Guatemalan civil society warns U.S. that 'forced migration' will not stop until impunity rooted out

Sofia Menchu
·3-min read
FILE PHOTO: Guatemala's president, Alejandro Giammattei, speaks during February 2020 news conference in Guatemala City

By Sofia Menchu

GUATEMALA CITY (Reuters) -U.S. Vice President Kamala Harris promised U.S. support to tackle issues such as corruption, in meetings with Guatemalan civil society leaders on Tuesday as the United States seeks to stop an increasing number of migrants fleeing the region.

"I'd love to get your thoughts on policies and in particular which U.S. policies ... have and have not worked in the past," Harris told the virtual roundtable.

President Joe Biden tapped Harris to lead U.S. efforts with Mexico, Honduras, El Salvador and Guatemala as his administration grapples with the growing number of families and unaccompanied minors arriving at the U.S. border.

Former Guatemalan Vice President Eduardo Stein, who took part in the discussion, said he told Harris that "forced migration" would not stop until corruption and impunity were addressed.

"I insisted that there are sufficient indications that organized crime and structures of corruption are infecting public institutions and are trying to co-opt the public decision-making centers of the Guatemalan state," said Stein.

The meeting came one day after Harris met virtually with Guatemalan President Alejandro Giammattei and U.S. sanctions were imposed on Felipe Alejos Lorenzana, an elected member of Guatemala's Congress, and Gustavo Adolfo Alejos Cambara, chief of staff under former President Alvaro Colom, over corruption allegations.

Felipe Alejos Lorenzana and Gustavo Adolfo Alejos Cambara did not respond to Reuters' requests for comment.

Speaking to local media, Felipe Alejos said he learned of the U.S. sanctions through news reports.

"At this moment, I have no opinion in respect to the matter," he said.

Alvaro Montenegro, representative of the Justice Now Movement, who took part in the meeting, said he thanked Harris for Monday's sanctions and stressed that more should follow.
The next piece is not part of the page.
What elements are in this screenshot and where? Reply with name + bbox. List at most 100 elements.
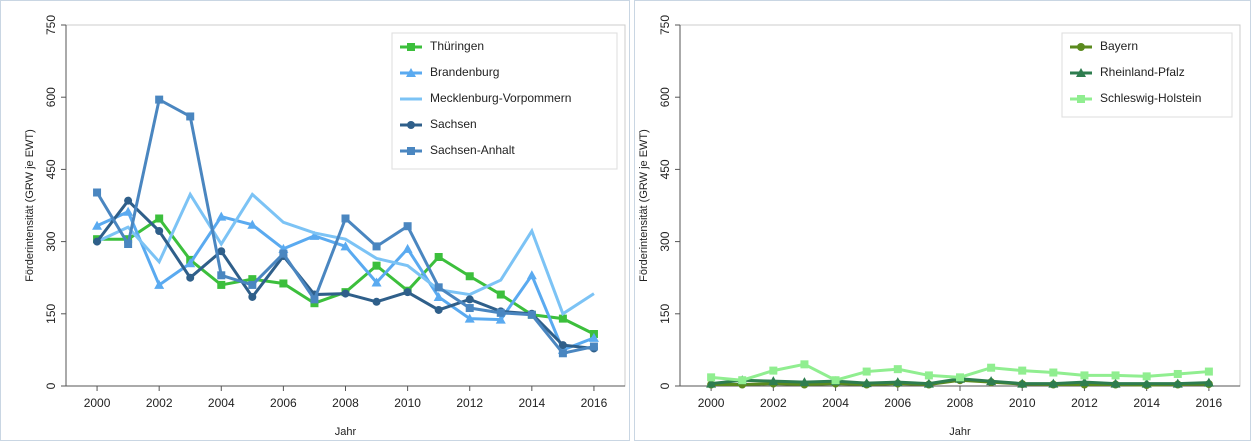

He added that Harris did not respond directly to his appeal.

While top U.S. officials have railed against corruption in Guatemala and other Central American nations, frictions have emerged between Washington and Central American governments.

Guatemalan lawmakers refused this month to swear in a corruption-fighting judge, Constitutional Court President Gloria Porras, despite her having the support of the United States.

On Monday, the Constitutional Court ruled against a motion seeking to allow Porras to take her seat on the bench.

Another participant in Tuesday's meeting, Salvador Biguria, vice president of the business group the Foundation for the Development of Guatemala (FUNDESA), appealed to Harris' background as the former attorney general of California.

"As a former prosecutor, Madame Vice President, you know well that the certainty of punishment is more effective than the severity of such punishment," he told Harris. "In Guatemala, the reality is that there are little consequences for most crimes."

On Monday, the White House announced an additional $310 million in U.S. government support for humanitarian relief and to address food insecurity in Guatemala, Honduras and El Salvador.

The humanitarian aid includes $125 million from USAID to deal with repeated droughts, food shortages and the COVID-19 pandemic, along with $104 million from the U.S. State Department to help with the safety and protection of refugees and asylum seekers.